29 December 2007

Philosophy 101


It was Nietzche who has been paraphrased (most notably in "Steel Magnolias") as saying "that which does not kill us makes us stronger." He was a cynical son-of-a-bitch, though. Spent way too much time analyzing his existential angst (even though it would take the French a few more decades to invent that--he was ahead of his time).

I love taking pot shots at philosophers, 'cause they're all full of hoo-ey. Collectively, they've generated enough hot air to power several small cities until God comes back.

Once that happens, I guess you don't really need the power.

My theory is that, the older we get and the more relationships we have and the more we have invested in our lives, the more we have at stake. In many ways we measure our lives in terms of what we have to lose, and what we have to lose tends to increase over time. And making sure we don't lose what we have takes a little more time every time we add one of those things to the list.

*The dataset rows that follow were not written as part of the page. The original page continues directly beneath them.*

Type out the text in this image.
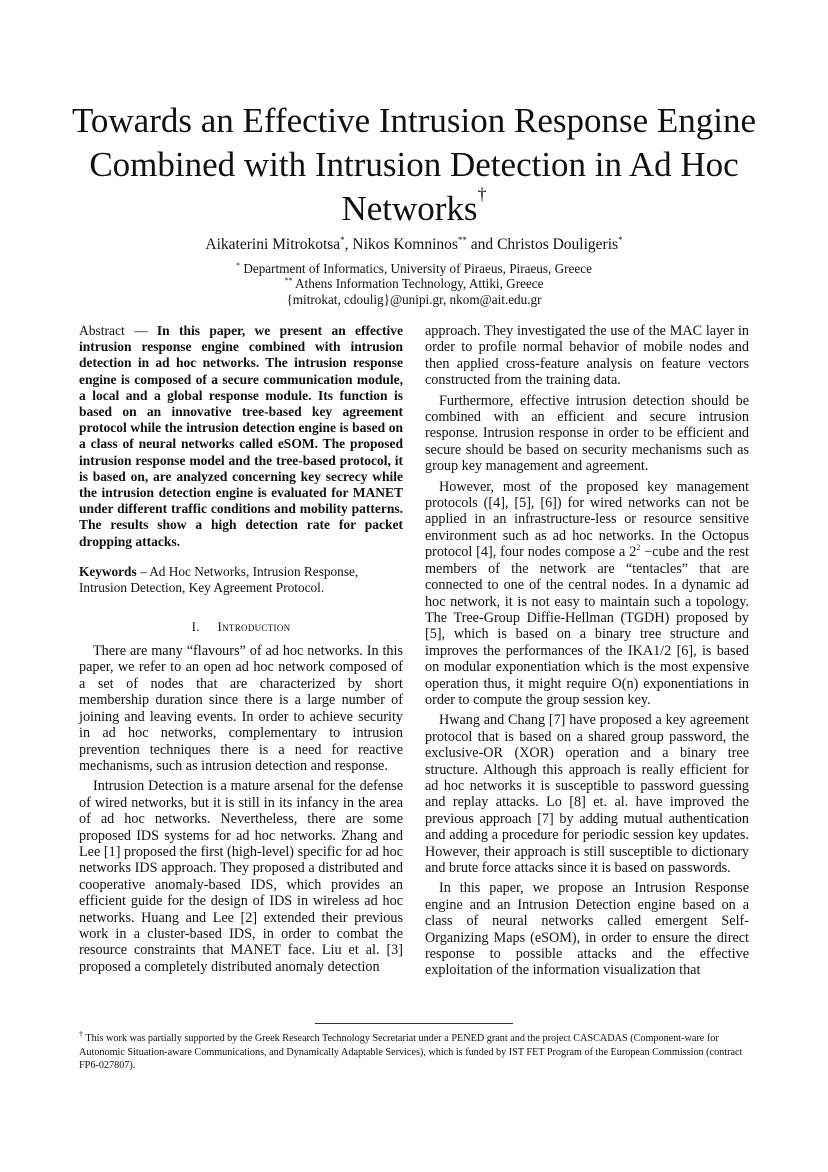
Towards an Effective Intrusion Response Engine Combined with Intrusion Detection in Ad Hoc Networks†
Aikaterini Mitrokotsa*, Nikos Komninos** and Christos Douligeris*
* Department of Informatics, University of Piraeus, Piraeus, Greece
** Athens Information Technology, Attiki, Greece
{mitrokat, cdoulig}@unipi.gr, nkom@ait.edu.gr

Abstract — In this paper, we present an effective intrusion response engine combined with intrusion detection in ad hoc networks. The intrusion response engine is composed of a secure communication module, a local and a global response module. Its function is based on an innovative tree-based key agreement protocol while the intrusion detection engine is based on a class of neural networks called eSOM. The proposed intrusion response model and the tree-based protocol, it is based on, are analyzed concerning key secrecy while the intrusion detection engine is evaluated for MANET under different traffic conditions and mobility patterns. The results show a high detection rate for packet dropping attacks.

Keywords – Ad Hoc Networks, Intrusion Response, Intrusion Detection, Key Agreement Protocol.

I. Introduction

There are many “flavours” of ad hoc networks. In this paper, we refer to an open ad hoc network composed of a set of nodes that are characterized by short membership duration since there is a large number of joining and leaving events. In order to achieve security in ad hoc networks, complementary to intrusion prevention techniques there is a need for reactive mechanisms, such as intrusion detection and response.

Intrusion Detection is a mature arsenal for the defense of wired networks, but it is still in its infancy in the area of ad hoc networks. Nevertheless, there are some proposed IDS systems for ad hoc networks. Zhang and Lee [1] proposed the first (high-level) specific for ad hoc networks IDS approach. They proposed a distributed and cooperative anomaly-based IDS, which provides an efficient guide for the design of IDS in wireless ad hoc networks. Huang and Lee [2] extended their previous work in a cluster-based IDS, in order to combat the resource constraints that MANET face. Liu et al. [3] proposed a completely distributed anomaly detection

approach. They investigated the use of the MAC layer in order to profile normal behavior of mobile nodes and then applied cross-feature analysis on feature vectors constructed from the training data.

Furthermore, effective intrusion detection should be combined with an efficient and secure intrusion response. Intrusion response in order to be efficient and secure should be based on security mechanisms such as group key management and agreement.

However, most of the proposed key management protocols ([4], [5], [6]) for wired networks can not be applied in an infrastructure-less or resource sensitive environment such as ad hoc networks. In the Octopus protocol [4], four nodes compose a $2^2$ −cube and the rest members of the network are “tentacles” that are connected to one of the central nodes. In a dynamic ad hoc network, it is not easy to maintain such a topology. The Tree-Group Diffie-Hellman (TGDH) proposed by [5], which is based on a binary tree structure and improves the performances of the IKA1/2 [6], is based on modular exponentiation which is the most expensive operation thus, it might require O(n) exponentiations in order to compute the group session key.

Hwang and Chang [7] have proposed a key agreement protocol that is based on a shared group password, the exclusive-OR (XOR) operation and a binary tree structure. Although this approach is really efficient for ad hoc networks it is susceptible to password guessing and replay attacks. Lo [8] et. al. have improved the previous approach [7] by adding mutual authentication and adding a procedure for periodic session key updates. However, their approach is still susceptible to dictionary and brute force attacks since it is based on passwords.

In this paper, we propose an Intrusion Response engine and an Intrusion Detection engine based on a class of neural networks called emergent Self-Organizing Maps (eSOM), in order to ensure the direct response to possible attacks and the effective exploitation of the information visualization that

† This work was partially supported by the Greek Research Technology Secretariat under a PENED grant and the project CASCADAS (Component-ware for Autonomic Situation-aware Communications, and Dynamically Adaptable Services), which is funded by IST FET Program of the European Commission (contract FP6-027807).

A bit convoluted, I admit. But it's the closest I can come to making sense out of the universe. What with inept politicians posing as leaders (a city in Vermont wants to be able to arrest Bush and Cheney on war crimes charges), the cost of living not even keeping close to real earnings and the construction at Northcross Mall making it impossible for me to keep my car clean (she's my baby, and the dust that blows off that site is not treating her kindly), the best I can figure is to muddle on. Through the muck. Through the mire. Through the forces that don't want you to be happy.

Life is a challenge, I know. It's tried its best to keep me down. I've had my rounds with depression and stupidity but have lived through them. There have been times I've contemplated suicide, but realized that, in the end, I had too much to live for.

That's when I adopted the Scarlett O'Hara principle of crisis (and time) management: "I'll think about it tomorrow. After all, tomorrow is another day."

Who'd a' thunk that a British actress using a bad Southern accent could crystalize such a response to Nietzche?

And tomorrow is another day. One to have with the people we love, and one to miss and love the ones who aren't here physically any more. I have a small collection of the latter and a larger collection of the former.

As I grow older, that balance may shift. It's the price of out-living other people.

But tomorrow really is another day, full of promise and possibility. It's usually us that inhibits its achieving its full measure.